The systems use algorithms to spot distinctive details of a person's face, such as the location of their eyes, the shape of their nose, or the appearance of their chin. By combining these attributes, they can read the geometry of a face to match it to an image. Most facial recognition systems use 2D images than 3D because it is easier to match a 2D image with public photos or those in a database.
The system then converts the facial image to data. How does that work? The best explanation of this step comes to us from security software vendor Norton: “The face capture process transforms analog information (a face) into a set of digital information (data) based on the person's facial features. Your face's analysis is essentially turned into a mathematical formula. The numerical code is called a faceprint. In the same way that thumbprints are unique, each person has their own faceprint.”
This faceprint is then run through a database of faces seeking a match in what can be a huge repository of many millions of images, with the largest found in law enforcement and crime-fighting organizations.
If your image is matched with one in a facial recognition database, the system notifies authorities who decide if it is a close enough match to act on.
Infrastructure issues
The infrastructure required to support an effective facial recognition operation depends on how the technology is being used and the volume of images used to attempt matches. For example, if an enterprise is using facial recognition in an access control application to confirm the identity of employees, entities may be able to upgrade their current corporate IT infrastructure.
However, if a large, distributed enterprise is considering an implementation for all employees and workers, network and storage systems might need to be dedicated or augmented, along with computing power in the data center.
In either instance, high-speed network connections are a critical piece of the facial recognition system to ensure the low latency needed for high-volume scanning and matching in time-sensitive applications, such as access control.
Network needs
In a metropolitan law enforcement implementation, a network of surveillance cameras serves as the foundation for the facial recognition software, which pulls images stored in a large database with massive storage.
By contrast, a solution for an NFL venue could run on the arena's backbone network, with upgrades in storage in the facility's data center.

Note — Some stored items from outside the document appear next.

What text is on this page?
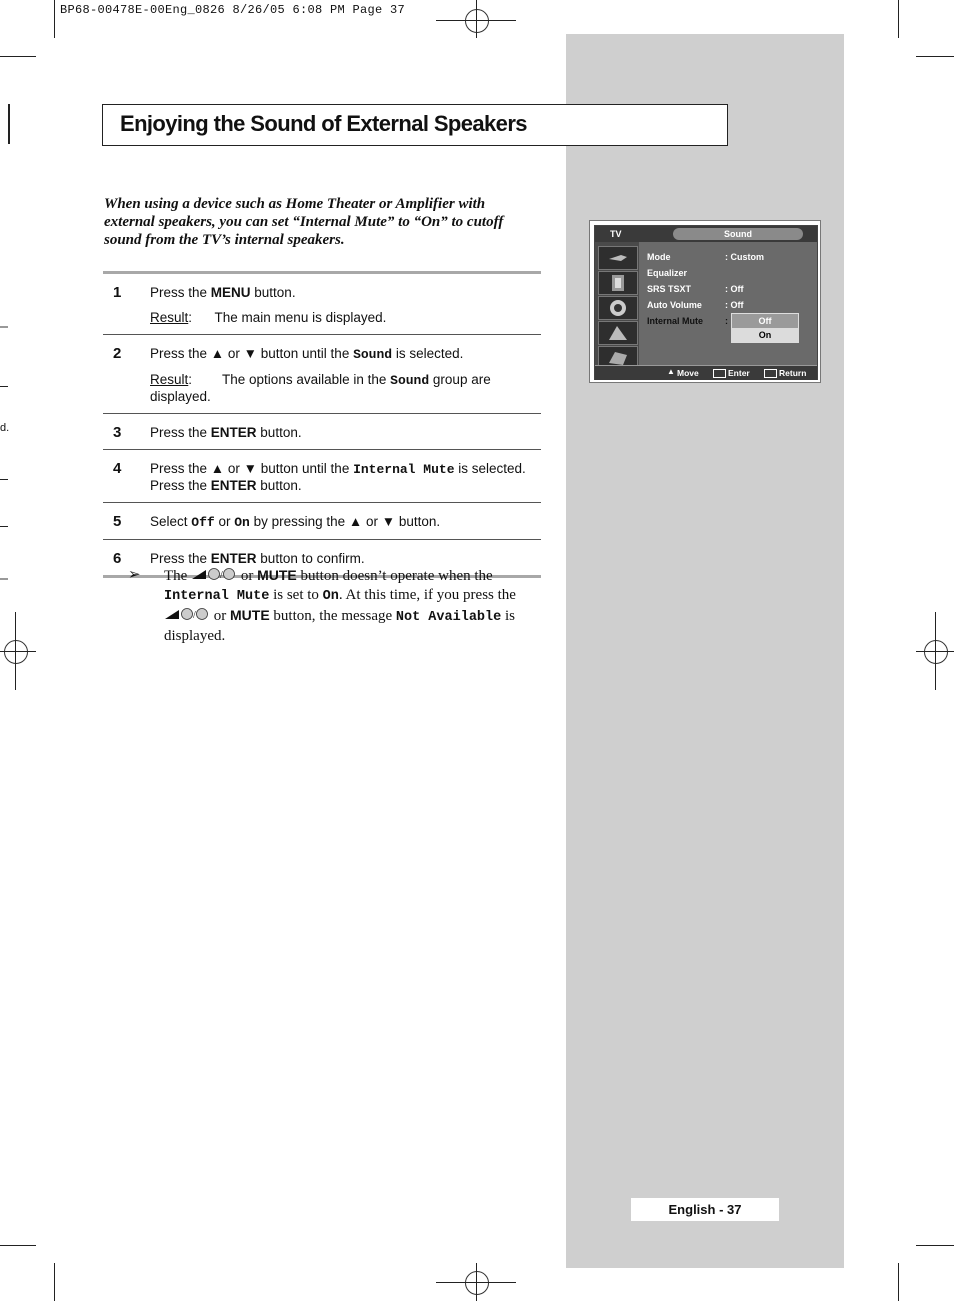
d.
BP68-00478E-00Eng_0826 8/26/05 6:08 PM Page 37
Enjoying the Sound of External Speakers
When using a device such as Home Theater or Amplifier with external speakers, you can set “Internal Mute” to “On” to cutoff sound from the TV’s internal speakers.
1 Press the MENU button.
Result:      The main menu is displayed.
2 Press the ▲ or ▼ button until the Sound is selected.
Result:        The options available in the Sound group are displayed.
3 Press the ENTER button.
4 Press the ▲ or ▼ button until the Internal Mute is selected.
Press the ENTER button.
5 Select Off or On by pressing the ▲ or ▼ button.
6 Press the ENTER button to confirm.
➢ The	/ or MUTE button doesn’t operate when the Internal Mute is set to On. At this time, if you press the
/ or MUTE button, the message Not Available is displayed.
TV	Sound
Mode	: Custom
Equalizer
SRS TSXT	: Off
Auto Volume	: Off
Internal Mute :	Off
On
▲ Move	Enter	Return
English - 37
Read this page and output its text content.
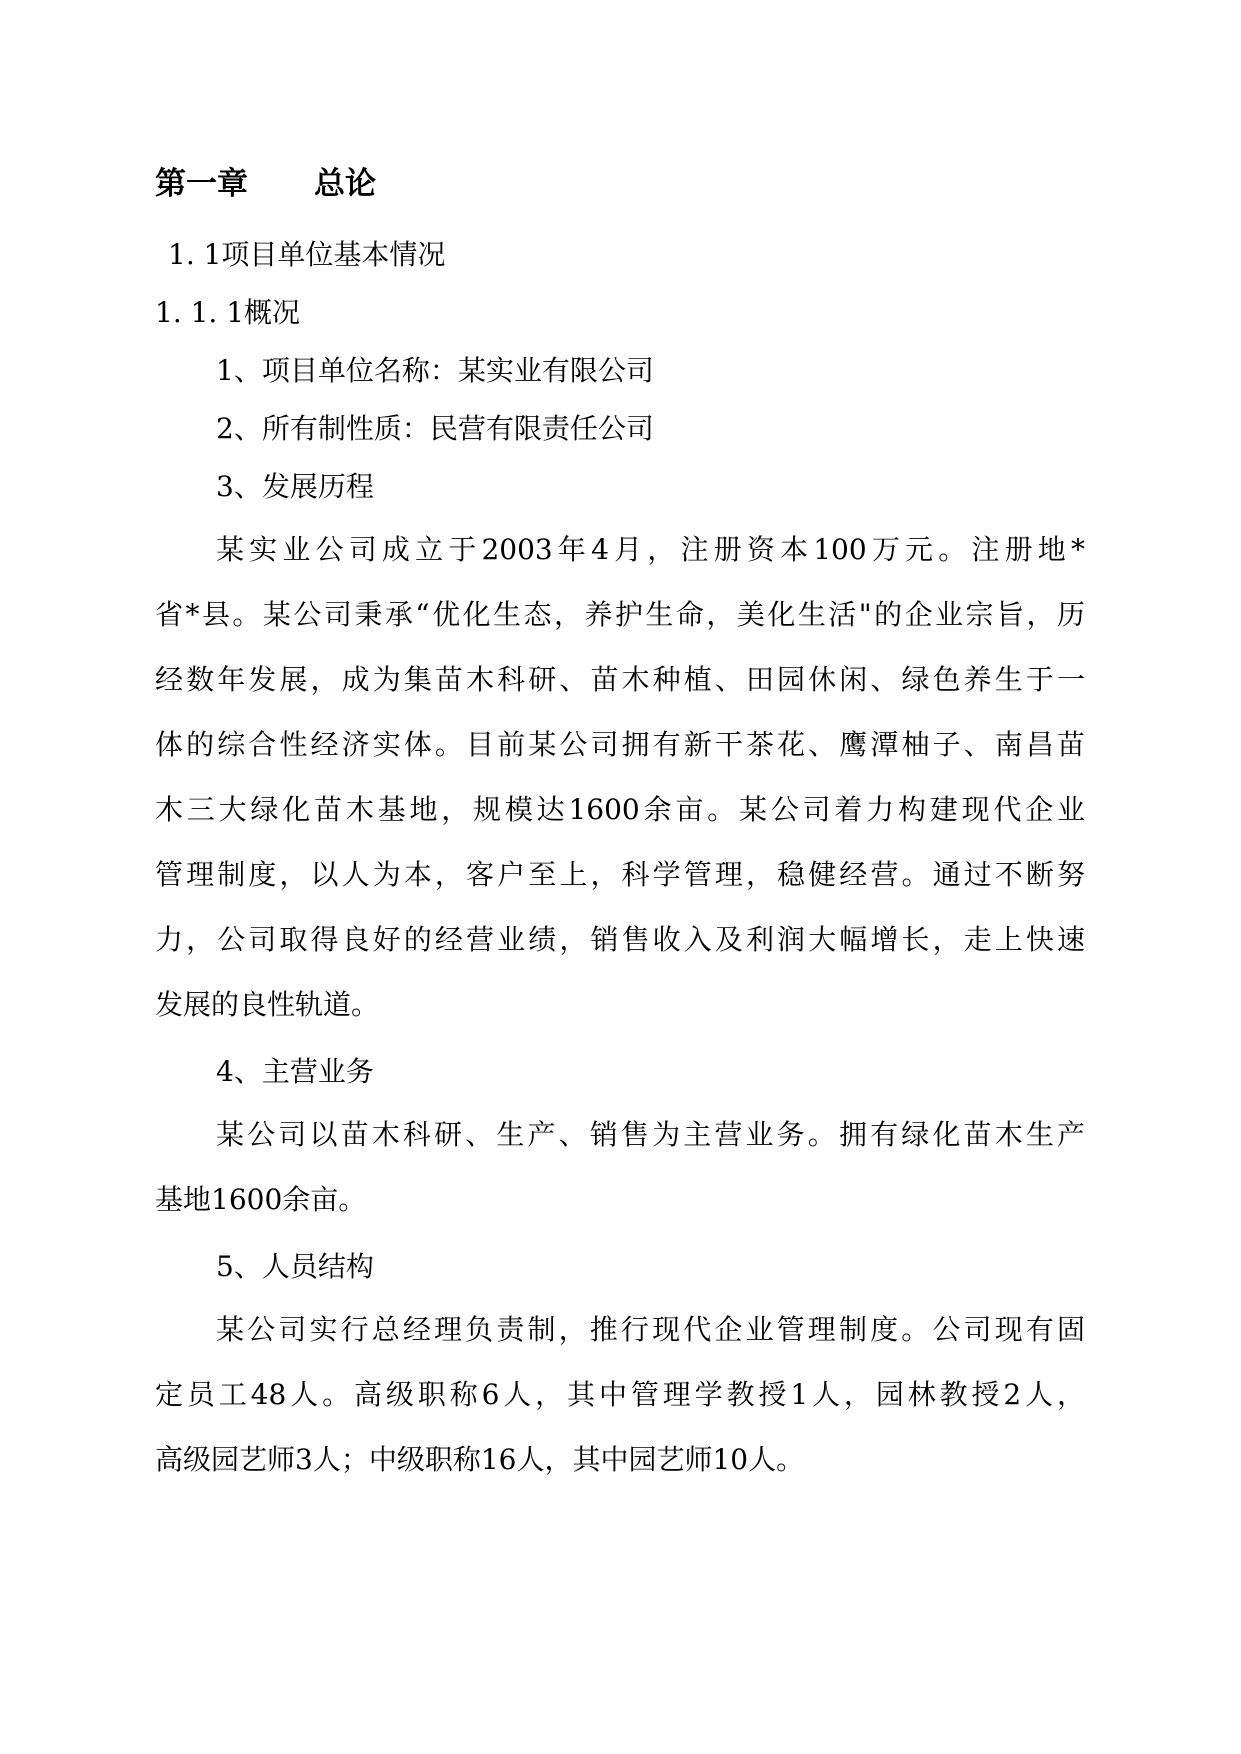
第一章 总论
1. 1项目单位基本情况
1. 1. 1概况
1、项目单位名称：某实业有限公司
2、所有制性质：民营有限责任公司
3、发展历程
某实业公司成立于2003年4月，注册资本100万元。注册地*
省*县。某公司秉承“优化生态，养护生命，美化生活"的企业宗旨，历
经数年发展，成为集苗木科研、苗木种植、田园休闲、绿色养生于一
体的综合性经济实体。目前某公司拥有新干茶花、鹰潭柚子、南昌苗
木三大绿化苗木基地，规模达1600余亩。某公司着力构建现代企业
管理制度，以人为本，客户至上，科学管理，稳健经营。通过不断努
力，公司取得良好的经营业绩，销售收入及利润大幅增长，走上快速
发展的良性轨道。
4、主营业务
某公司以苗木科研、生产、销售为主营业务。拥有绿化苗木生产
基地1600余亩。
5、人员结构
某公司实行总经理负责制，推行现代企业管理制度。公司现有固
定员工48人。高级职称6人，其中管理学教授1人，园林教授2人，
高级园艺师3人；中级职称16人，其中园艺师10人。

In newer – multi-purpose - NFL stadiums such as Atlanta Mercedes-Benz Stadium’s IT infrastructure is a data center, which processes all data on game day, and backs that up to the vendor’s cloud that same day.
Originally used by telecom carriers to deliver triple-play service bundles to the home, a Gigabit Passive Optical Network (GPON) is used to connect a wide array of high-speed devices and systems to the data center. The Mercedes-Benz GPON uses 4,000 miles of fiber-optic cable. GPONs can handle the low latency needs of high-volume scanning and matching.
When it hosted Super Bowl 53 in February 2019, the facility’s backbone network supported:
15,000 Ethernet ports
Wi-Fi equipment
700 POS devices
A security system
Keycard accessed doors
Though the NFL had used facial recognition as early as 2001, there have been evaluations of the tech by individual teams. Some are operating small image volume applications to verify the identity of these employees and players entering stadium facilities.
From staff access to fan security
IT infrastructure revamps could be in the plans should sports teams expand their facial recognition implementations beyond players, staff, and suppliers, to includes the gameday fan crush of 65,000 to 90,000 people with all rushing to quickly pass through often jammed stadium entry points.
The same goes for older stadium venues that have added infrastructure over the years to support Wi-Fi 6, 5G service, and advanced video replay systems for fans and TV broadcasters.